Why is this? Is it not “manly” to go see a counselor? Not even just a counselor, but why do we not go to the doctor when we suspect illness?

Men are twice less likely to go to the doctor when certain signs of illness, including STDs, occur. This is a fact that really stood out to me; this is our health we are talking about, if we don’t have our health what do we have?

Concealing Vulnerability may lead to drastic events. Did you know that out of every 7 suicides that occur on a college campus, 6 of those 7 are MALES? Every single day, 11 college males will take their own life, and for white college males, suicide is the 2nd leading cause of death.

Why are so many males taking their own life? Maybe it is because they conceal their problems and do not share anything with anyone, eventually reaching a breaking point. Almost every single time you hear of someone committing suicide, his or her friends and family are in “complete shock”.  Maybe they are in shock because the person never showed any signs of problems, or never spoke to anyone about the struggles he is having. Males simply do not seek the help and counseling in the same manner than females tend to do. We are even hesitant to talk to our close friends and family about our problems and personal issues.

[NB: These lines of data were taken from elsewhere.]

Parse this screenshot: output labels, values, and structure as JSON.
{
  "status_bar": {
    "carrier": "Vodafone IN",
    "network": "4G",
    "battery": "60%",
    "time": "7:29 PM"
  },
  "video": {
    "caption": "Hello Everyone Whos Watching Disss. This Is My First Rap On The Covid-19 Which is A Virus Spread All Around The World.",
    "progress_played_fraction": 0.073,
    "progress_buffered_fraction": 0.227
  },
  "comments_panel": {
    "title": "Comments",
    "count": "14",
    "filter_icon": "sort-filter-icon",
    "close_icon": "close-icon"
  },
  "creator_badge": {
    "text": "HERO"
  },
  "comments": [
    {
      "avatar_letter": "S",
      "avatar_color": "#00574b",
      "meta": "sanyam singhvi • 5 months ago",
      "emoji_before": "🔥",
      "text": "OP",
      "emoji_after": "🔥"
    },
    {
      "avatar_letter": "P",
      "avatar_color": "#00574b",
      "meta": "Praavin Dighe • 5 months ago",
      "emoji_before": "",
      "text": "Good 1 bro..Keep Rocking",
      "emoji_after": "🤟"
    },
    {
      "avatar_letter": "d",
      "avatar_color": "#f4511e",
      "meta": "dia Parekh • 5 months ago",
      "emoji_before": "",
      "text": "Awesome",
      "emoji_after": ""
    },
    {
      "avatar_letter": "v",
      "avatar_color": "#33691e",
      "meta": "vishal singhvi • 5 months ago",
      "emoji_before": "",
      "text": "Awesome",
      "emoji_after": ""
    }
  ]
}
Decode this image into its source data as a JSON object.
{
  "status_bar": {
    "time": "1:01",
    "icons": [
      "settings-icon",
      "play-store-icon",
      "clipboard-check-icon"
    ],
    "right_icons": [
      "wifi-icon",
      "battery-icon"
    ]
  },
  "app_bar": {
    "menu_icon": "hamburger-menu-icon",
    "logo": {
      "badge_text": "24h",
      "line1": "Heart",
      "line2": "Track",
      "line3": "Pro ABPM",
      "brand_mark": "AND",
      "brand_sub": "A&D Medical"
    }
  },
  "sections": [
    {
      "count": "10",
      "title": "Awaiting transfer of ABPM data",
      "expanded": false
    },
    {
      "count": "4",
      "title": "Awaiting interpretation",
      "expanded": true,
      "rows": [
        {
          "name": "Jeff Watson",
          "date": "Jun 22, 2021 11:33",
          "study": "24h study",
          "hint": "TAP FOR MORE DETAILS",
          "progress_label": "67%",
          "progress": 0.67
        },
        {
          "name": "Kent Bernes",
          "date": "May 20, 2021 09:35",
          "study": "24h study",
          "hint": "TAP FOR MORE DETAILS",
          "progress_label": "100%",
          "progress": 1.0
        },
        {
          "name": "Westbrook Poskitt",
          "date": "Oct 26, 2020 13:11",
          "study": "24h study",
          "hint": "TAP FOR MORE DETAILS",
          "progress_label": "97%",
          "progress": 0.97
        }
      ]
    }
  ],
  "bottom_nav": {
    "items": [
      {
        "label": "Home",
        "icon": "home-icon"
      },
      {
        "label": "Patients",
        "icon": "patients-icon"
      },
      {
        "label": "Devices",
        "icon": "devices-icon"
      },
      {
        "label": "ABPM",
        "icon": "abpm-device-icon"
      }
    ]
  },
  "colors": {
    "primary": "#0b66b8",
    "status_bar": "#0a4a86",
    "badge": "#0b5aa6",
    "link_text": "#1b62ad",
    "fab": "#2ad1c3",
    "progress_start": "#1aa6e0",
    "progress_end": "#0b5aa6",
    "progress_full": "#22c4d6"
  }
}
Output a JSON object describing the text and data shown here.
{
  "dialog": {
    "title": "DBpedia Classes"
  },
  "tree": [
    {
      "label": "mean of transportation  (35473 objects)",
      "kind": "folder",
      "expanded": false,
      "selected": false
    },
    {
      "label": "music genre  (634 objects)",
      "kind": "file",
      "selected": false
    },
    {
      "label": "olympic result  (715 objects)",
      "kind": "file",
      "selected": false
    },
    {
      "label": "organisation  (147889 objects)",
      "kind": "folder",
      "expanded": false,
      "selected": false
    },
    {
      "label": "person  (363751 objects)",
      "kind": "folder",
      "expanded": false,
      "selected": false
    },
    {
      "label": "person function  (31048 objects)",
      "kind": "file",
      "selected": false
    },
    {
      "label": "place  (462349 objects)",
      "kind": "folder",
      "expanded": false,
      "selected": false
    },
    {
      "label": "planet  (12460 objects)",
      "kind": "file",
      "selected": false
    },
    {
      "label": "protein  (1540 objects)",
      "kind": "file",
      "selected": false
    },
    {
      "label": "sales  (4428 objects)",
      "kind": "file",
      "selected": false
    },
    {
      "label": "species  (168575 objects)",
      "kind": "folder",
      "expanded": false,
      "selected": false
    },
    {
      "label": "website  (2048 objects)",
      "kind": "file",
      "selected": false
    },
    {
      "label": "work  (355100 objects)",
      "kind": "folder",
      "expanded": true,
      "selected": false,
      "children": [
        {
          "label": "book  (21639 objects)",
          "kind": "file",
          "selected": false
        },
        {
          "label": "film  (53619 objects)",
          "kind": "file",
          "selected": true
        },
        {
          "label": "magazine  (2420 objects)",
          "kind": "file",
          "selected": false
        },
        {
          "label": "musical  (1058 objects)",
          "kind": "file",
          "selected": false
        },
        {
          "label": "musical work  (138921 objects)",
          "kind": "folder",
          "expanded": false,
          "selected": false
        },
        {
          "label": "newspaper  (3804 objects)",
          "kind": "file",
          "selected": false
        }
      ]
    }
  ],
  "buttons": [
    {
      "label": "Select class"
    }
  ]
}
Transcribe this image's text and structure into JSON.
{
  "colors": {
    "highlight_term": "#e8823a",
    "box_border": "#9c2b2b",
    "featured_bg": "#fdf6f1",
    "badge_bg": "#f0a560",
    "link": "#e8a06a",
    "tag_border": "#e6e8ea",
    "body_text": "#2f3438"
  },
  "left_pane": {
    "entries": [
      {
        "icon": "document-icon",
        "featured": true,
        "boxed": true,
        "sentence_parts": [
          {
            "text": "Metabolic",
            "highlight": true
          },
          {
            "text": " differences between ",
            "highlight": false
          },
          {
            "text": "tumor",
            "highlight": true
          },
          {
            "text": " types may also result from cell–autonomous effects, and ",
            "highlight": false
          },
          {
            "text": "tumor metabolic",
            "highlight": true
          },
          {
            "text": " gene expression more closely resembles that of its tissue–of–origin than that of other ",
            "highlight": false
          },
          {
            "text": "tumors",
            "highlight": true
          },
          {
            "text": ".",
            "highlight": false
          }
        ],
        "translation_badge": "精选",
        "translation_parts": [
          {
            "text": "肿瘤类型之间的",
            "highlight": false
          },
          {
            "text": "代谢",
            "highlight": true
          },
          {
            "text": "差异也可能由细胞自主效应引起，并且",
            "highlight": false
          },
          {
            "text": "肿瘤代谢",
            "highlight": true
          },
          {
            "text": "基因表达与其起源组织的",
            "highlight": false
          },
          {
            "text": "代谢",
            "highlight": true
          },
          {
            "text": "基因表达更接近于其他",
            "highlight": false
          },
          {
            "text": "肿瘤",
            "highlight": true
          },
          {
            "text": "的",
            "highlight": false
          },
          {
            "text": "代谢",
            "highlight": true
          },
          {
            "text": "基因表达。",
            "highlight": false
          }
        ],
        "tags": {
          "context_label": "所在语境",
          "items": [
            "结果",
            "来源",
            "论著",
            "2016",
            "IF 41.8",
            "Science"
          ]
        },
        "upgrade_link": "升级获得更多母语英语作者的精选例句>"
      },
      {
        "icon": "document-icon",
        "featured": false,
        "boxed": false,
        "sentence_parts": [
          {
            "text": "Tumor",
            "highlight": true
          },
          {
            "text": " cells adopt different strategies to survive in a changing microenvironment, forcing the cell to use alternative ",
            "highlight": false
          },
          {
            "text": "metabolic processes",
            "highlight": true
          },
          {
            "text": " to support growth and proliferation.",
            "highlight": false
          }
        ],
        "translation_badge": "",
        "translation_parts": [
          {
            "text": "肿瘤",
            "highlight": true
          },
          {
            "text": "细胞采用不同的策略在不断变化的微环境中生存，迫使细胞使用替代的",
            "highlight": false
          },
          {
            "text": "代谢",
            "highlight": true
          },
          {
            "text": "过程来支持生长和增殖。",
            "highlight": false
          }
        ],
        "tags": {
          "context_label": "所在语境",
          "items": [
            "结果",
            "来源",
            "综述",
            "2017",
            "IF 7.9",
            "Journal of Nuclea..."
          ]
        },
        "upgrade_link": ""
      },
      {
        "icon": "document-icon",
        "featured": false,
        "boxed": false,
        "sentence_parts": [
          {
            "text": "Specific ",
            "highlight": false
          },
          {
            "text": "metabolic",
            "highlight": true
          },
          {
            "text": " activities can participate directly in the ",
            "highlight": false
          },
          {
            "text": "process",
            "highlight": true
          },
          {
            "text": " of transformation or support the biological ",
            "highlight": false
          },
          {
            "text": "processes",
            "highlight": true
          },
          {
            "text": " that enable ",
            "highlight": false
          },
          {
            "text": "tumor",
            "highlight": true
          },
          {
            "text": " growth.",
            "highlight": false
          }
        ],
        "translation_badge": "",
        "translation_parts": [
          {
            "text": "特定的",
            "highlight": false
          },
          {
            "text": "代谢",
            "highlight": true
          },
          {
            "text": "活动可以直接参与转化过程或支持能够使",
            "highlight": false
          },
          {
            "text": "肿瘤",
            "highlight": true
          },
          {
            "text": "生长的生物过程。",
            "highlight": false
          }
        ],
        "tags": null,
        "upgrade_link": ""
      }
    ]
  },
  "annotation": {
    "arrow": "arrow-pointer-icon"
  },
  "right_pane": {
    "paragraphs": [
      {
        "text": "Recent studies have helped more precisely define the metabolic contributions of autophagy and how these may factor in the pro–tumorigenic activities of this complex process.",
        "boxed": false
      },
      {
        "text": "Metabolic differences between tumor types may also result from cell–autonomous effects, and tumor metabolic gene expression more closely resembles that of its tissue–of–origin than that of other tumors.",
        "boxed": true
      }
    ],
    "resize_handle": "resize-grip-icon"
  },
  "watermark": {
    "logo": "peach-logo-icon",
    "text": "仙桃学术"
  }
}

Let me tell you, everyone has issues, everyone has problems, don’t keep putting it off, talk to someone before you reach your breaking point or its too late. If you find yourself struggling with personal issues, you will feel so much better to talk to someone, you can even talk to someone anonymous, counselors are on campus for a reason.

Also, if you are aware of a friend or someone that is close to you that has certain issues, or dealing with his/her issues in ways that are detrimental to their health (drugs, alcohol, etc.), please, talk to them and don’t want until its too late.